Nine out of 10 health and care workers who caught the coronavirus got it at work, according to a report published today.
And one in five patients hospitalised with Covid-19 had caught the virus while on a ward, raising concerns about the spread of the disease inside hospitals.
The report, by scientists on the Data Evaluation and Learning for Viral Epidemics group (DELVE), added that at least one in ten of all coronavirus cases diagnosed in England in May were found in healthcare workers.
Researchers say transmission in homes and hospitals — which often happens between people with no symptoms — acts like a ‘revolving door’ with outbreaks in the community, with both feeding off each other.
The report estimated an extra one per cent of cases in May were among hospital patients who caught the virus in hospital.
And another six per cent were in care home residents, the researchers said.
They pointed out that data suggests Covid-19 infection is six times more likely for healthcare workers than it is for the general population, with Office for National Statistics testing suggesting 1.87 per cent of healthcare workers would test positive compared to 0.32 per cent of the general population.
Inadequate protective equipment, not enough testing, not separating patients well enough and staff not following social distancing may all have been behind the spread, the experts suggested.
The Royal Society’s report, titled ‘Hospital and health care acquisition of COVID-19 and its control’, investigated the spread of coronavirus in hospitals and care homes in England.
It was carried out by the Data Evaluation and Learning for Viral Epidemics committee (DELVE).
It tried to work out the scale of the spread – nosocomial infection – and reasons why it had happened and how to prevent it in future.
The researchers said it was important to understand the spread among health and care workers because it contributed to cases in the community as well, and vice versa.
The report said: ‘Infections in hospital have important implications for infection outcomes (hospitalised patients and some staff are at higher risk), workforce planning (healthcare workers being unable to work during peak pressure periods), and amplification of community transmission (through discharge of infectious patients and transmission to families and other contacts from healthcare workers and patients).’
The report referenced a study published by Public Health England in May which predicted 89 per cent of Covid-19 cases among healthcare workers were spread inside hospitals.
And approximately 20 per cent of infections in hospital in-patients had been caught by the patient while they were in hospital for something else, it said.
Data from between April 26 and June 7, the report said, revealed that at least 10 per cent of all Covid-19 infections were in health and care workers.

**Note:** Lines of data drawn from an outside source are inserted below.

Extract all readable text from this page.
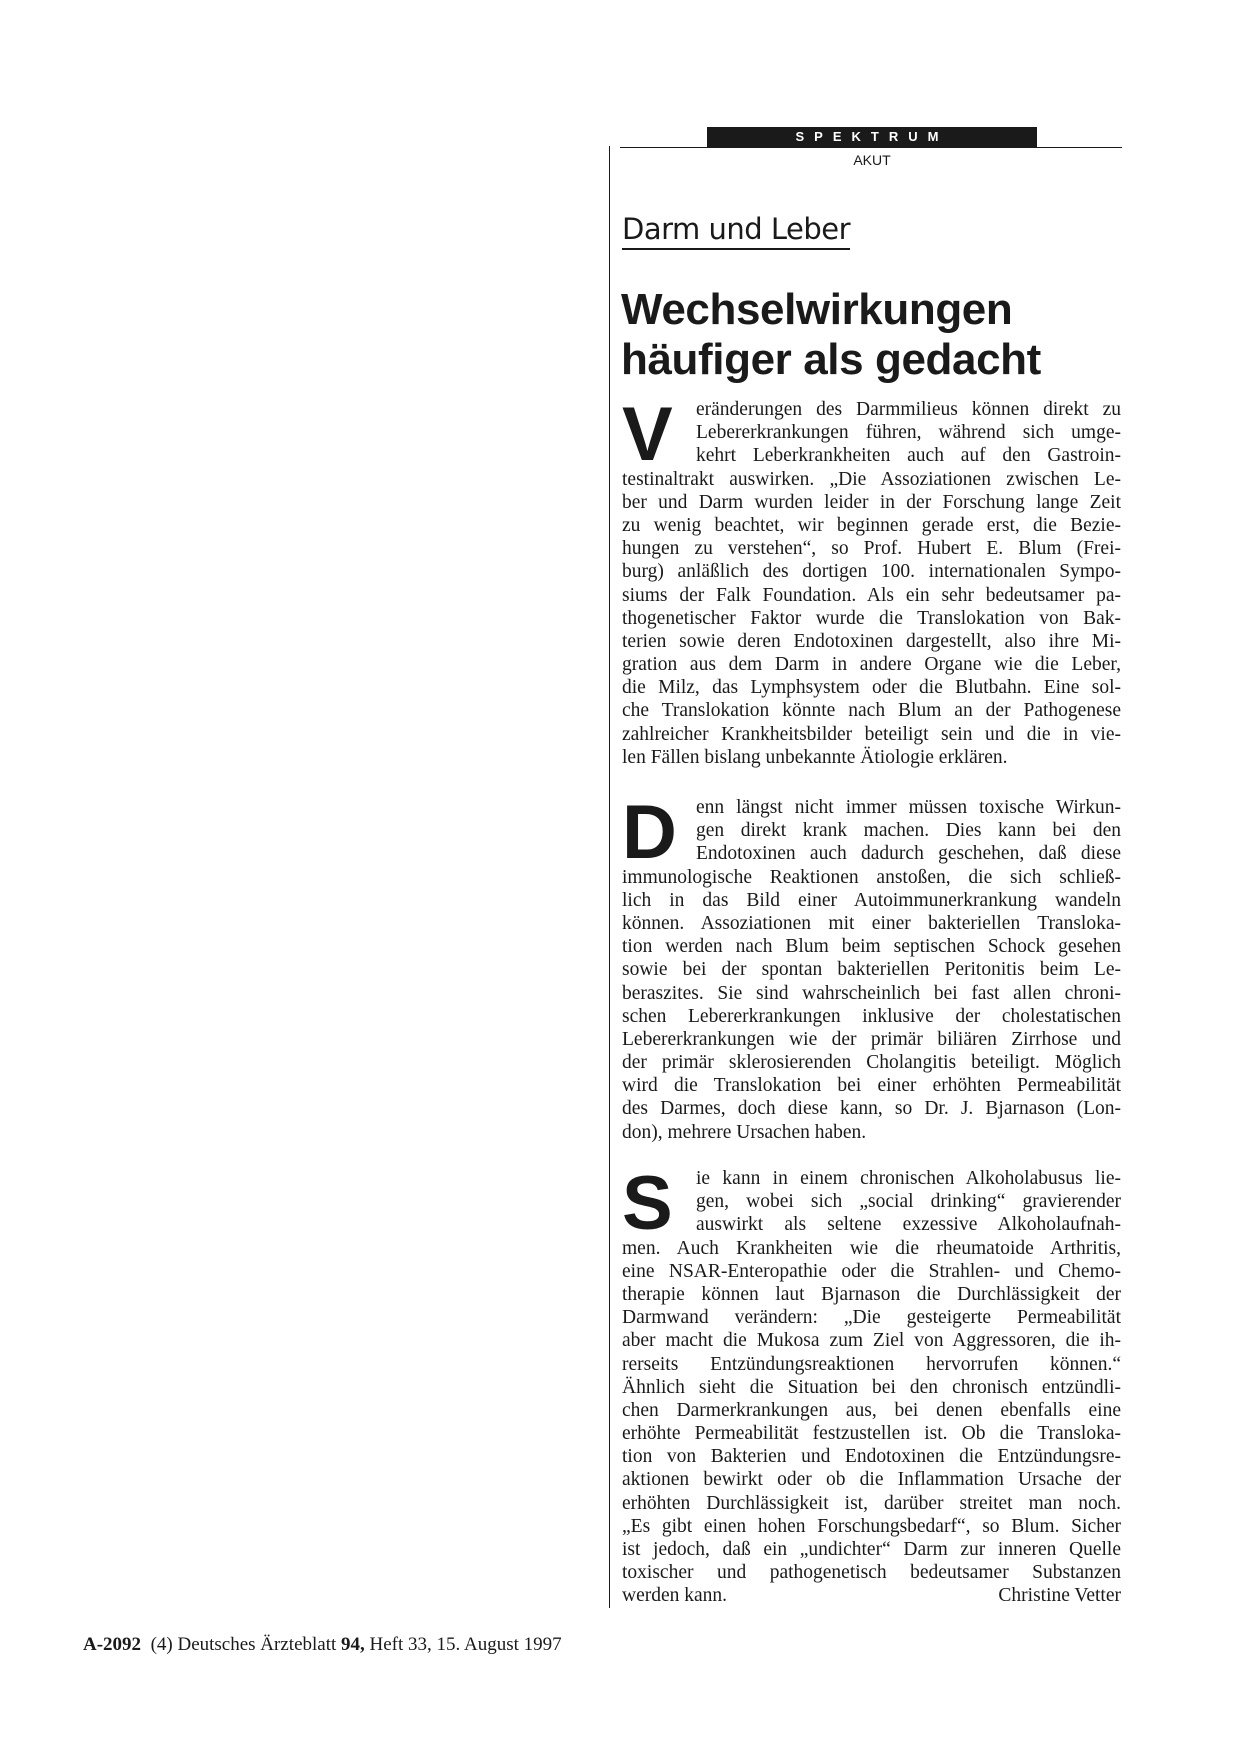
SPEKTRUM
AKUT
Darm und Leber
Wechselwirkungen
häufiger als gedacht
V	eränderungen des Darmmilieus können direkt zu
Lebererkrankungen führen, während sich umge-
kehrt Leberkrankheiten auch auf den Gastroin-
testinaltrakt auswirken. „Die Assoziationen zwischen Le-
ber und Darm wurden leider in der Forschung lange Zeit
zu wenig beachtet, wir beginnen gerade erst, die Bezie-
hungen zu verstehen“, so Prof. Hubert E. Blum (Frei-
burg) anläßlich des dortigen 100. internationalen Sympo-
siums der Falk Foundation. Als ein sehr bedeutsamer pa-
thogenetischer Faktor wurde die Translokation von Bak-
terien sowie deren Endotoxinen dargestellt, also ihre Mi-
gration aus dem Darm in andere Organe wie die Leber,
die Milz, das Lymphsystem oder die Blutbahn. Eine sol-
che Translokation könnte nach Blum an der Pathogenese
zahlreicher Krankheitsbilder beteiligt sein und die in vie-
len Fällen bislang unbekannte Ätiologie erklären.
D enn längst nicht immer müssen toxische Wirkun-
gen direkt krank machen. Dies kann bei den
Endotoxinen auch dadurch geschehen, daß diese
immunologische Reaktionen anstoßen, die sich schließ-
lich in das Bild einer Autoimmunerkrankung wandeln
können. Assoziationen mit einer bakteriellen Transloka-
tion werden nach Blum beim septischen Schock gesehen
sowie bei der spontan bakteriellen Peritonitis beim Le-
beraszites. Sie sind wahrscheinlich bei fast allen chroni-
schen Lebererkrankungen inklusive der cholestatischen
Lebererkrankungen wie der primär biliären Zirrhose und
der primär sklerosierenden Cholangitis beteiligt. Möglich
wird die Translokation bei einer erhöhten Permeabilität
des Darmes, doch diese kann, so Dr. J. Bjarnason (Lon-
don), mehrere Ursachen haben.
S	ie kann in einem chronischen Alkoholabusus lie-
gen, wobei sich „social drinking“ gravierender
auswirkt als seltene exzessive Alkoholaufnah-
men. Auch Krankheiten wie die rheumatoide Arthritis,
eine NSAR-Enteropathie oder die Strahlen- und Chemo-
therapie können laut Bjarnason die Durchlässigkeit der
Darmwand verändern: „Die gesteigerte Permeabilität
aber macht die Mukosa zum Ziel von Aggressoren, die ih-
rerseits Entzündungsreaktionen hervorrufen können.“
Ähnlich sieht die Situation bei den chronisch entzündli-
chen Darmerkrankungen aus, bei denen ebenfalls eine
erhöhte Permeabilität festzustellen ist. Ob die Transloka-
tion von Bakterien und Endotoxinen die Entzündungsre-
aktionen bewirkt oder ob die Inflammation Ursache der
erhöhten Durchlässigkeit ist, darüber streitet man noch.
„Es gibt einen hohen Forschungsbedarf“, so Blum. Sicher
ist jedoch, daß ein „undichter“ Darm zur inneren Quelle
toxischer und pathogenetisch bedeutsamer Substanzen
werden kann.	Christine Vetter
A-2092 (4) Deutsches Ärzteblatt 94, Heft 33, 15. August 1997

This period did not include the peak of the crisis, which was at the end of March and the start of April.
But health workers made up a smaller proportion of all cases during that time, the report said, when the virus was more widespread among members of the public.
It estimated that the peak of all in-hospital infections was at the same time as the national peak, but hospitals made up the greatest proportion at the start of May, when it was between 10 and 20 per cent.
Professor Anne Johnson, from University College London, said: ‘Hospital-acquired infections amplify community spread…. There is a revolving door from the hospital to the community and back again,’ the Evening Standard reported.
Health and care workers were likely to catch the virus at work while caring for people with Covid-19, it said, and then to take it home and spread it to their families.
Or on the other hand, they were at risk of spreading it to more people if they caught it outside of work, because they come into contact with so many people.
The report included one case study of a hospital worker in Germany who went into work with a fever and infected 28 colleagues, 13 patients and seven visitors.
In that case the uncontrolled spread had been blamed on a lack of social distancing and protective equipment (PPE), as well as the infected worker not staying at home.
Social distancing, PPE and generally sub-standard hygiene practices had caused in-hospital spread around the world, the report said.
It appeared to include Britain but did not single out specific causes in NHS hospitals.
Some of the reasons the virus appeared to spread so quickly in hospitals and care facilities were, the report said, inadequate hand washing, a failure to properly disinfect surfaces, lack of appropriate physical distancing, not separating infected and non-infected patients, and rotating staff through different areas of hospitals.
They also said that more testing and tracing would be needed in future to control the spread of the virus among healthcare workers.
In recommendations for reducing infections in the future the experts recommended widespread, rapid testing for all staff in hospitals, not just doctors and nurses.
They also called for better surveillance and data for hospital-acquired infection, outbreak investigations for when cases did appear, and more research into cost-effective ways of reducing the spread of the disease.
Professor Johnson said: ‘We now better understand the risks of COVID-19 transmission within hospital and care settings although improved data are needed.
‘As in many countries, outbreaks have occurred and continue to occur, though renewed prevention efforts are now in place.
‘Now we need to learn from our experience and use our greater understanding of how the pandemic has played out, to ensure we are better prepared to prevent and manage new outbreaks and a potential second wave, protecting everyone.’